Malgré la présence du même ingrédient de base, le «sugaring» à base de pâte à sucre n’a pas grand-chose à voir avec l’épilation orientale. La technique constitue une catégorie à part, avec des manipulations spécifiques. Retour sur quelques idées reçues.
#1. « Le sugaring, c’est en fait de la cire orientale »
FAUX. L’épilation orientale à base de sucre, de miel et de citron fait partie intégrante de la culture du hammam, aujourd’hui largement implantée dans l’Hexagone. La nouvelle technique de sugaring lui emprunte son ingrédient principal, mais c’est à peu près tout.

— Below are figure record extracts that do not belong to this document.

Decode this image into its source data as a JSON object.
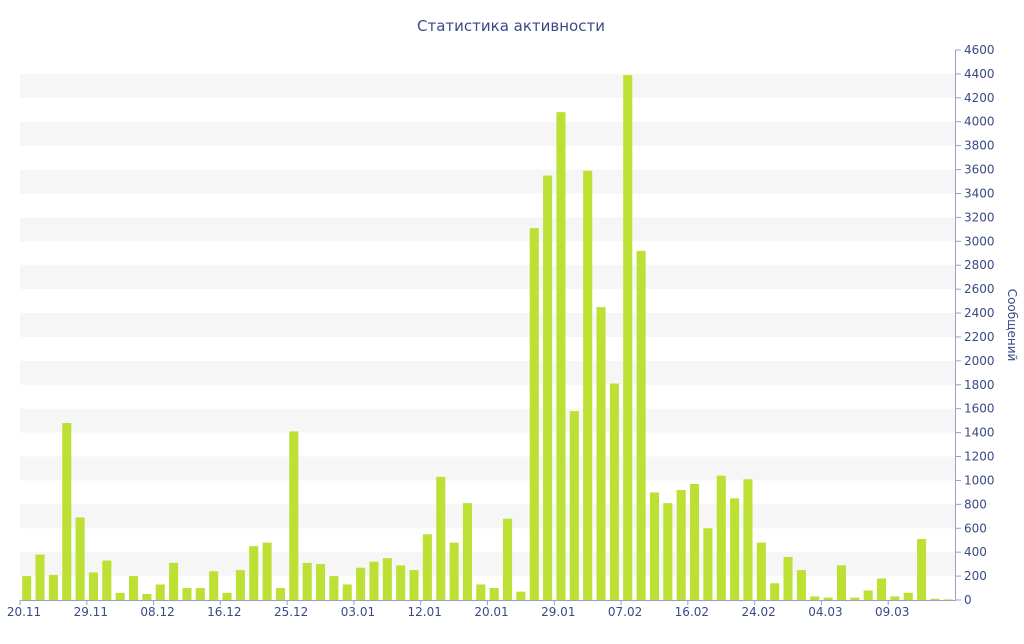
{
  "chart_data": {
    "type": "bar",
    "title": "Статистика активности",
    "xlabel": "",
    "ylabel": "Сообщений",
    "ylim": [
      0,
      4600
    ],
    "y_ticks": [
      "0",
      "200",
      "400",
      "600",
      "800",
      "1000",
      "1200",
      "1400",
      "1600",
      "1800",
      "2000",
      "2200",
      "2400",
      "2600",
      "2800",
      "3000",
      "3200",
      "3400",
      "3600",
      "3800",
      "4000",
      "4200",
      "4400",
      "4600"
    ],
    "y_axis_side": "right",
    "grid": "alternating horizontal bands",
    "legend": "none",
    "x_tick_labels": [
      {
        "label": "20.11",
        "index": 0
      },
      {
        "label": "29.11",
        "index": 5
      },
      {
        "label": "08.12",
        "index": 10
      },
      {
        "label": "16.12",
        "index": 15
      },
      {
        "label": "25.12",
        "index": 20
      },
      {
        "label": "03.01",
        "index": 25
      },
      {
        "label": "12.01",
        "index": 30
      },
      {
        "label": "20.01",
        "index": 35
      },
      {
        "label": "29.01",
        "index": 40
      },
      {
        "label": "07.02",
        "index": 45
      },
      {
        "label": "16.02",
        "index": 50
      },
      {
        "label": "24.02",
        "index": 55
      },
      {
        "label": "04.03",
        "index": 60
      },
      {
        "label": "09.03",
        "index": 65
      }
    ],
    "values": [
      200,
      380,
      210,
      1480,
      690,
      230,
      330,
      60,
      200,
      50,
      130,
      310,
      100,
      100,
      240,
      60,
      250,
      450,
      480,
      100,
      1410,
      310,
      300,
      200,
      130,
      270,
      320,
      350,
      290,
      250,
      550,
      1030,
      480,
      810,
      130,
      100,
      680,
      70,
      3110,
      3550,
      4080,
      1580,
      3590,
      2450,
      1810,
      4390,
      2920,
      900,
      810,
      920,
      970,
      600,
      1040,
      850,
      1010,
      480,
      140,
      360,
      250,
      30,
      20,
      290,
      20,
      80,
      180,
      30,
      60,
      510,
      10,
      5
    ],
    "colors": {
      "bar": "#bde035",
      "band": "#f6f6f6",
      "text": "#3a4a86",
      "axis": "#9aa0c0"
    }
  }
}
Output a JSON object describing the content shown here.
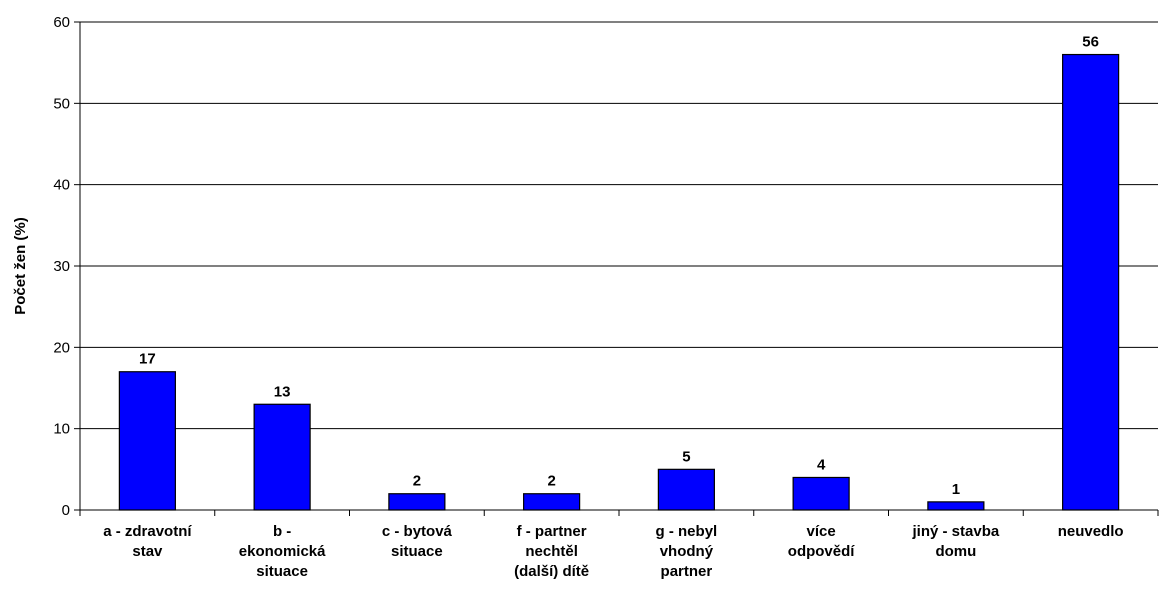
{
  "chart_data": {
    "type": "bar",
    "title": "",
    "xlabel": "",
    "ylabel": "Počet žen (%)",
    "ylim": [
      0,
      60
    ],
    "yticks": [
      0,
      10,
      20,
      30,
      40,
      50,
      60
    ],
    "grid": true,
    "legend": "none",
    "bar_color": "#0000FF",
    "categories": [
      [
        "a - zdravotní",
        "stav"
      ],
      [
        "b -",
        "ekonomická",
        "situace"
      ],
      [
        "c - bytová",
        "situace"
      ],
      [
        "f - partner",
        "nechtěl",
        "(další) dítě"
      ],
      [
        "g - nebyl",
        "vhodný",
        "partner"
      ],
      [
        "více",
        "odpovědí"
      ],
      [
        "jiný - stavba",
        "domu"
      ],
      [
        "neuvedlo"
      ]
    ],
    "values": [
      17,
      13,
      2,
      2,
      5,
      4,
      1,
      56
    ]
  }
}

Ce sont deux techniques très différentes. La prise en main de la pâte au sucre est plus délicate que celle de la cire orientale. Il y a un petit tour de main à trouver pour bien enrober le poil et tirer doucement dans le sens de la pousse. Pour la cire orientale, on forme une boule que l’on fait rouler sur la peau, dans le sens inverse de la repousse.
#2. « Le sugaring se manie comme la cire traditionnelle »
FAUX. La principale différence tient dans le fait d’enlever les poils dans le sens de la repousse, et non à rebrousse-poil. Avec cette méthode, non seulement l’épilation est plus confortable pour la cliente, mais la praticienne risque moins de casser le poil.
Même les poils très courts partent facilement. De plus, avec son action antiseptique et hydratante, la pâte au sucre soigne la peau, la lisse, et permet d’éviter les rougeurs habituelles. En résumé, le sugaring fait office de gommage, d’épilation et d’hydratation.
A l’inverse de la cire traditionnelle, le sugaring se pratique à très basse température puisque la température idéale est celle de la température du corps, de 36 à 38°. Certaines pâtes peuvent même s’utiliser à température ambiante, même si pour un résultat optimal, la plupart doivent être chauffées.
#3. « Le sugaring se pratique uniquement avec des gants »
VRAI. Il existe deux raisons pour pratiquer le sugaring avec des gants. Tout d’abord, l’hygiène. Il y a aujourd’hui des gants fins qui sont comme une seconde peau, donc très agréables à utiliser.
Ensuite, la peau de la main contient beaucoup de glandes sudoripares. Si la main de l’esthéticienne est humide, cela va se répercuter sur la consistance de la pâte. Elle va se transformer en matière mille et fine. Elle peut même devenir inutilisable en cas de transpiration excessive. Vous n’aurez jamais ce problème avec des gants.
#4. «Vu la composition du sugaring, je peux faire mon mélange moi-même»
FAUX. C’est une solution séduisante, vue de l ’extérieur. Mais pour qu’une pâte au sucre soit efficace, il faut un dosage très précis et difficile à atteindre de façon manuelle. La pâte doit être stable et fournir toujours le même résultat. Il vaut donc mieux éviter de réaliser un produit maison, qui sera plus ou moins approximatif et susceptible de décevoir votre cliente.
#5. « Le sugaring convient à tous les instituts »
FAUX. Il s’agit d’une méthode douce et performante, très confortable pour la cliente, mais qui prend un peu plus de temps qu’une épilation à la cire traditionnelle. Elle conviendra donc plutôt à des établissements haut de gamme, tournés vers la relaxation ou l’énergétique, ou qui cherchent à se démarquer de leurs concurrents.
Dans la mesure où la pâte à sucre a un effet bénéfique sur l’épiderme, elle s’intègre parfaitement dans un soin d’épilation complet, d’autant que son odeur est plutôt agréable et n’a qu’un lointain rapport avec les cires traditionnelles, même si ces dernières ont fait des progrès. En revanche, pour des raisons évidentes de rentabilité, elle ne conviendra pas aux instituts qui pratiquent l’épilation à la chaîne.